Admission to the graduate programs in ECE is highly competitive and based on a holistic review of all application materials by the chosen academic track’s admission committees, which is composed of faculty within that track. Standards for admission generally exceed the minimum standards established by the University.

Applicants to the graduate program of the Department of Electrical and Computer Engineering normally will have an undergraduate degree in this field. Applicants with a degree in another field also may be considered if their background is appropriate for the chosen academic track of specialization; however, if admitted, the academic track advisor, supervising professor, and/or dissertation committee may require the student to complete additional coursework to address any academic deficiencies. Another exception exists for students in the Integrated BSEE/MSE program who receive their BSEE and MSE degrees simultaneously.
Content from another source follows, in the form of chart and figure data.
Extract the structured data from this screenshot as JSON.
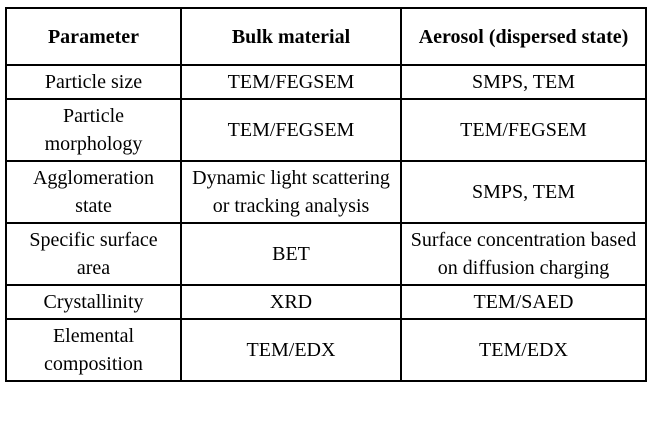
{
  "table": {
    "columns": [
      "Parameter",
      "Bulk material",
      "Aerosol (dispersed state)"
    ],
    "rows": [
      [
        "Particle size",
        "TEM/FEGSEM",
        "SMPS, TEM"
      ],
      [
        "Particle morphology",
        "TEM/FEGSEM",
        "TEM/FEGSEM"
      ],
      [
        "Agglomeration state",
        "Dynamic light scattering or tracking analysis",
        "SMPS, TEM"
      ],
      [
        "Specific surface area",
        "BET",
        "Surface concentration based on diffusion charging"
      ],
      [
        "Crystallinity",
        "XRD",
        "TEM/SAED"
      ],
      [
        "Elemental composition",
        "TEM/EDX",
        "TEM/EDX"
      ]
    ],
    "colors": {
      "border": "#000000",
      "text": "#000000",
      "background": "#ffffff"
    }
  }
}
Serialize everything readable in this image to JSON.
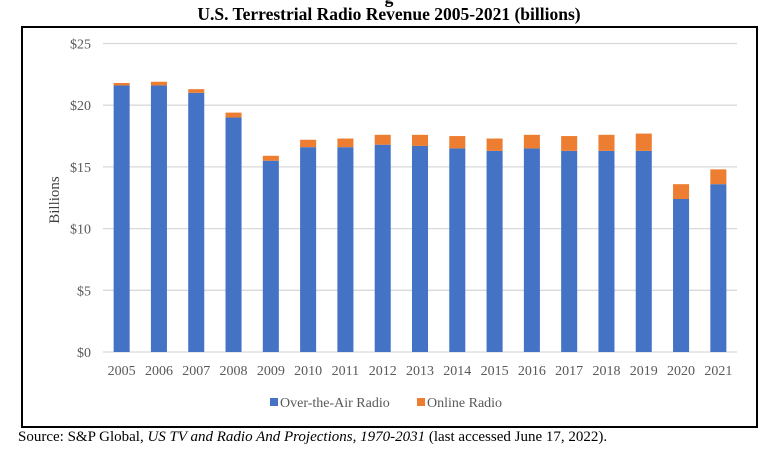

Graduate students in the Department of Electrical and Computer Engineering are expected to be proficient in English. An applicant who does not meet the English proficiency standards of the University may be admitted, but then may be required to complete a three-hour English course. The course is counted toward the student’s course load for the semester but is not counted toward the fulfillment of course requirements for the graduate degree.